Keratoconus screening has advanced significantly over the last decade, including various screening protocols, tomography advancements, corneal hysteresis and epithelial mapping. While these all provide insight and guardrails, there is yet to be a true definitive tool to rule patients in or out for sub-clinical disease. These “unknowns” are what makes genetic testing so exciting. It allows us to base our assessments on genuine insight rather than best-educated guesses – something that will hugely benefit non-obvious keratoconus suspects. Though we know family history is a huge marker for keratoconus, it does not indicate speed or risk of progression. It is also useful in terms of deciding which patients are suitable for corneal refractive surgery. Studies have proven that there is a higher prevalence of stromal dystrophies that manifest after LASIK or PRK, particularly in East Asian populations. Knowing this, we should be able to correctly identify patients genetically predisposed to go from sub-clinical to clinical – before their vision begins to seriously deteriorate. And that is the true power of genetic testing.
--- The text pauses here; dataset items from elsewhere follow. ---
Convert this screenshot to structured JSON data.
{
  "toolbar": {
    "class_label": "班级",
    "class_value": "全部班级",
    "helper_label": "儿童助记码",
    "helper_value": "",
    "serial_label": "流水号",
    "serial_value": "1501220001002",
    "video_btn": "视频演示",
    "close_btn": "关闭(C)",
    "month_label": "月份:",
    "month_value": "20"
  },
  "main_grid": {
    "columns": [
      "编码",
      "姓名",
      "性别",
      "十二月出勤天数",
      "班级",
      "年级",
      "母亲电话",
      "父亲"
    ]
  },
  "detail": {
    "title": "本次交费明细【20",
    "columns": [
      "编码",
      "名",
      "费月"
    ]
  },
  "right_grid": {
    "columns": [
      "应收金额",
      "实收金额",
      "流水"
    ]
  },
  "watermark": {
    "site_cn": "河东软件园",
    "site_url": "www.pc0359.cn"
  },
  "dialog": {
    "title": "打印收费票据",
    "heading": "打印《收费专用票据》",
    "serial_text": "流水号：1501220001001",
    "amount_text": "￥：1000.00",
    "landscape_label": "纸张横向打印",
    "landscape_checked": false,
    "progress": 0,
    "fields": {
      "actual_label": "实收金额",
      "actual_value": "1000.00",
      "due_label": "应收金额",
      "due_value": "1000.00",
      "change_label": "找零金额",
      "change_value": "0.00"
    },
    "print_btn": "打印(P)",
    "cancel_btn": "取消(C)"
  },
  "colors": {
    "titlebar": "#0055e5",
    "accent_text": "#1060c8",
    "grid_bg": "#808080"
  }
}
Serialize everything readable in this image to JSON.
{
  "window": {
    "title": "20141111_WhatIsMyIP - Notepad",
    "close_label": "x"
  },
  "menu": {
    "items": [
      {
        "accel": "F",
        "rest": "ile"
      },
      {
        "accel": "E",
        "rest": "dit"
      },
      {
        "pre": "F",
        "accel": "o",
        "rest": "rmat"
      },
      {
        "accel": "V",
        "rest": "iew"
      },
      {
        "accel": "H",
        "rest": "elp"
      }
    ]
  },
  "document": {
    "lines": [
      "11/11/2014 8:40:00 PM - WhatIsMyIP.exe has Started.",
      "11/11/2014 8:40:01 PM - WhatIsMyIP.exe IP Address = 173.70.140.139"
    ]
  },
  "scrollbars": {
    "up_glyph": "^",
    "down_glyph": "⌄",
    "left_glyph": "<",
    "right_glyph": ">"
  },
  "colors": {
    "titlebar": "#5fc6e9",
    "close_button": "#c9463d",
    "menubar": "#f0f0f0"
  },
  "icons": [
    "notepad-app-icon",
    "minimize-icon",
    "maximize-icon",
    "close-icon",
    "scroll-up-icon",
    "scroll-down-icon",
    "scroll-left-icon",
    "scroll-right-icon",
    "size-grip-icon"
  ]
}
When the tests become available, I will personally recommend them to every corneal refractive patient in my practice, and strictly require it to be performed on any refractive evaluation that has a suspicious risk factor (such as irregular astigmatism, steep Ks, thin corneas). Additionally, young patients with rapidly shifting astigmatism or myopic errors are a target audience to genetically test. The ability to identify and treat patients at a younger age could truly change the clinical manifestation of keratoconus. Cross-linking patients early could ultimately prevent the potential need for corneal transplantation, which, in turn, could halt the repeated transplants over the lifetime of a young patient. In my mind, it is worth the small investment to determine the likelihood of a successful surgical outcome and reduce further complications in the future.